What makes data "big"?
A 50 MB spreadsheet isn't Big Data, even if it feels big to you. Big Data is defined by what it does to your tools: when a dataset no longer fits in one machine's memory, or arrives faster than one machine can process it, or comes in shapes your database can't model cleanly — you've crossed into Big Data territory.
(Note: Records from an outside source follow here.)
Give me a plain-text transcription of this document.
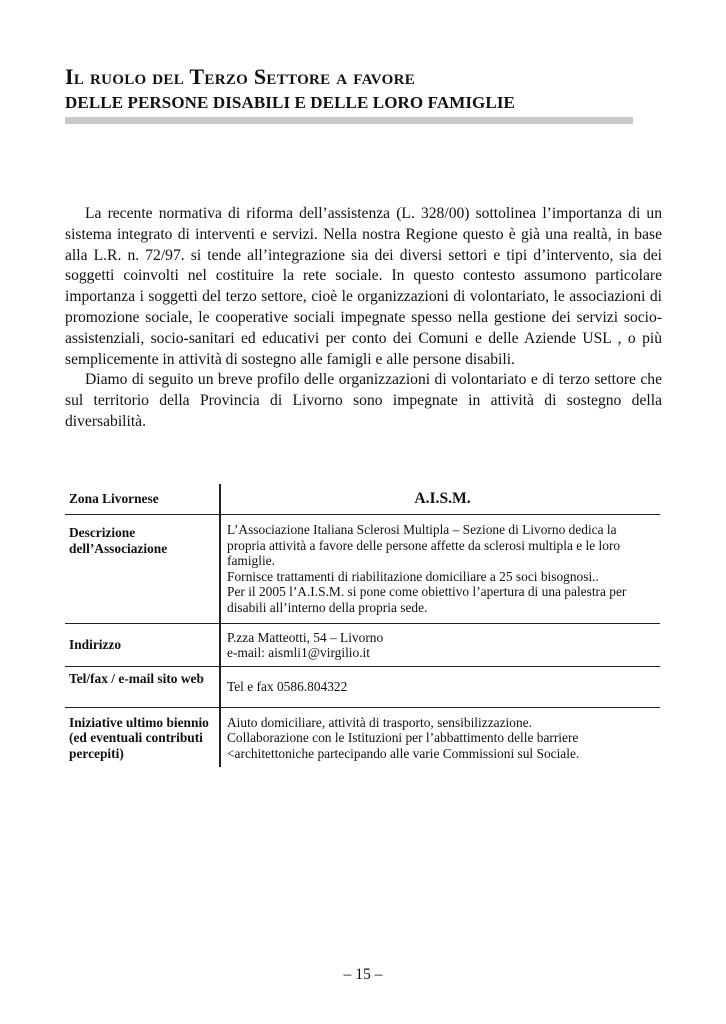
Il ruolo del Terzo Settore a favore
DELLE PERSONE DISABILI E DELLE LORO FAMIGLIE

La recente normativa di riforma dell’assistenza (L. 328/00) sottolinea l’importanza di un sistema integrato di interventi e servizi. Nella nostra Regione questo è già una realtà, in base alla L.R. n. 72/97. si tende all’integrazione sia dei diversi settori e tipi d’intervento, sia dei soggetti coinvolti nel costituire la rete sociale. In questo contesto assumono particolare importanza i soggetti del terzo settore, cioè le organizzazioni di volontariato, le associazioni di promozione sociale, le cooperative sociali impegnate spesso nella gestione dei servizi socio-assistenziali, socio-sanitari ed educativi per conto dei Comuni e delle Aziende USL , o più semplicemente in attività di sostegno alle famigli e alle persone disabili.

Diamo di seguito un breve profilo delle organizzazioni di volontariato e di terzo settore che sul territorio della Provincia di Livorno sono impegnate in attività di sostegno della diversabilità.

Zona Livornese	A.I.S.M.
Descrizione dell’Associazione	L’Associazione Italiana Sclerosi Multipla – Sezione di Livorno dedica la propria attività a favore delle persone affette da sclerosi multipla e le loro famiglie.
Fornisce trattamenti di riabilitazione domiciliare a 25 soci bisognosi..
Per il 2005 l’A.I.S.M. si pone come obiettivo l’apertura di una palestra per disabili all’interno della propria sede.

Indirizzo	P.zza Matteotti, 54 – Livorno
e-mail: aismli1@virgilio.it

Tel/fax / e-mail sito web	Tel e fax 0586.804322
Iniziative ultimo biennio (ed eventuali contributi percepiti)	Aiuto domiciliare, attività di trasporto, sensibilizzazione.
Collaborazione con le Istituzioni per l’abbattimento delle barriere <architettoniche partecipando alle varie Commissioni sul Sociale.
– 15 –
The classic way to characterize it is the 5 Vs.
The 5 Vs
| V | What it means | Example |
|---|---|---|
| Volume | Sheer size — terabytes to petabytes | Years of clickstream logs from millions of users |
| Velocity | How fast data arrives and must be processed | Payment events streaming in thousands per second |
| Variety | Structured, semi-structured, and unstructured shapes | SQL tables + JSON + images + free text together |
| Veracity | How trustworthy and clean the data is | Duplicate, missing, or malformed records |
| Value | The business insight worth extracting | A churn model that saves millions in revenue |
Why one machine isn't enough
Imagine you're asked to count word frequencies across 10 TB of text. A laptop with 16 GB of RAM can't even hold a fraction of that in memory, and reading it from one disk would take many hours. You have two choices: buy a single, monstrously expensive machine (scale up), or split the work across many ordinary machines that each handle a slice (scale out). Big Data tools — Spark included — are built on the second idea. We'll dig into that trade-off in the next section.